You are referring to the skipper who rescues passengers off the drifting wreck of a steamship. The skipper is portrayed as a courageous hero:
I understand the large hearts of heroes,
The courage of present times and all times,
How the skipper saw the crowded and rudderless wreck of the steamship, and Death chasing it up and down the storm,
How he knuckled tight and gave not back an inch, and was faithful of days and faithful of nights,
And chalk'd in large letters on a board, Be of good cheer, we will not desert you;
How he follow'd with them and tack'd with them three days and would not give it up,
How he saved the drifting company at last,
How the lank loose-gown'd women look'd when boated from the side of their prepared graves,
How the silent old-faced infants and the lifted sick, and the sharp-lipp'd unshaved men;
All this I swallow, it tastes good, I like it well, it becomes mine,
I am the man, I suffer'd, I was there.
The skipper’s courage is expressed through his care for the victims on the wreck and through his determination to save them. His message to them—“We will not desert you”—is a promise he keeps against all costs, following the wreck for “three days and would not give up.” There is also a sense, not unintentional, I think, in which the skipper’s promise to the victims is like a promise made between lovers: the skipper was, as Whitman says, “faithful of days and faithful of nights.” If you think about the skipper as a lover, and his rescue of the victims an expression of that love, then I think you begin to have a clue about Whitman’s relationship to this little story and what the secret of “Space and Time” (from the very beginning of the section) might be. In this section, Whitman begins to understand the universality of his poetic impulse; the secret that he guessed (“now I see it is true, what I guess'd at, / What I guess'd when I loaf'd on the grass”) is that through his poetic sensibility he transcends the limits of space and time, and is, in effect, omnipresent (“I am afoot with my vision,” he says).

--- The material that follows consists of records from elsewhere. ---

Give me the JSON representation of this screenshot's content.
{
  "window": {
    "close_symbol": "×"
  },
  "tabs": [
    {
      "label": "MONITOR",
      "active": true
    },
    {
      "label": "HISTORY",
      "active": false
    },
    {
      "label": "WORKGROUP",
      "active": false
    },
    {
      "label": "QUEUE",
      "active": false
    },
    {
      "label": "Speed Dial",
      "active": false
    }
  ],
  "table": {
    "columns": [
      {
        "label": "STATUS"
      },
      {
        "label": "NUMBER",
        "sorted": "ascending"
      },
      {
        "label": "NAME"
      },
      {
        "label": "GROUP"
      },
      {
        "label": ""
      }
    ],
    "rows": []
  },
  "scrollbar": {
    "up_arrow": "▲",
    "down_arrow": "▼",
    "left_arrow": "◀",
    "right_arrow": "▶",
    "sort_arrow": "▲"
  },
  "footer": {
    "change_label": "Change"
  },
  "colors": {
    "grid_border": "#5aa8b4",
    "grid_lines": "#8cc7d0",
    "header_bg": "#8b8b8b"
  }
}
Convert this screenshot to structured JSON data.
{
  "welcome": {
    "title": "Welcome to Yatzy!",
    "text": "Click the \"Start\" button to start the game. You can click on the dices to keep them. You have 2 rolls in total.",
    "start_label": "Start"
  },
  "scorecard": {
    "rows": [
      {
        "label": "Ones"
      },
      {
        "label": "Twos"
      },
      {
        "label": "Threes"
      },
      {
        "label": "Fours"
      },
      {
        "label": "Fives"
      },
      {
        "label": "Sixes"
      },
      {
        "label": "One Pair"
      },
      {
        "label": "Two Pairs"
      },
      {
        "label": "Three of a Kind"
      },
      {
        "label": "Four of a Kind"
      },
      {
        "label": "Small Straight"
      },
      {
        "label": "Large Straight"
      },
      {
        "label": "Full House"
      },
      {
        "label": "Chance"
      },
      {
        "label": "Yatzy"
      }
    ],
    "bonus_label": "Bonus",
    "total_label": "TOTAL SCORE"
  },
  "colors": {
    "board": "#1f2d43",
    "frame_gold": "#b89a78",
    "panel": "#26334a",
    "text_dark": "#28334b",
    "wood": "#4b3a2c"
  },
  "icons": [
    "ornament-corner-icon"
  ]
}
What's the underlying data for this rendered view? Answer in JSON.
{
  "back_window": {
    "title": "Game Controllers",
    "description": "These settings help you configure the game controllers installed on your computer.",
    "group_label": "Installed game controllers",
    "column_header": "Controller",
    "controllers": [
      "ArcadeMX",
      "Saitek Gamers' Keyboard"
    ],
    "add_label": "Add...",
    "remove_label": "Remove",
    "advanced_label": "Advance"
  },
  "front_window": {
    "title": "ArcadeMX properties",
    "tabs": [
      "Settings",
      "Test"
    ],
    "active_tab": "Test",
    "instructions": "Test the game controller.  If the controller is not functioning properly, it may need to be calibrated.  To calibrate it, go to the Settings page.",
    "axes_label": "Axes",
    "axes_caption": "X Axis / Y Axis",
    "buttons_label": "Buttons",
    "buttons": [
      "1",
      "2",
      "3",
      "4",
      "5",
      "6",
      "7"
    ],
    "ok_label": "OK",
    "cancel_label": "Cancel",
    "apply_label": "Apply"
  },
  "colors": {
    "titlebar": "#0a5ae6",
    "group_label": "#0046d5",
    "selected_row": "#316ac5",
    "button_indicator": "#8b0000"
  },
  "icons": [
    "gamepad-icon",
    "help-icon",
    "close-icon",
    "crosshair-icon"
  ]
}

This explains the odd sense of detachment there is in the way Whitman handles the story of the skipper. He is a hero, but his story is less a story of how his bravery saved people from certain death and more an example of the essential universality of the poetic impulse. The skipper does “save the drifting company at last,” but the triumph is Whitman’s: “All this I swallow, it tastes good, I like it well, it becomes mine.” The skipper’s heroism is merged with Whitman’s poetic spirit; the triumph, ultimately, is the triumph of Whitman’s poetic ambition.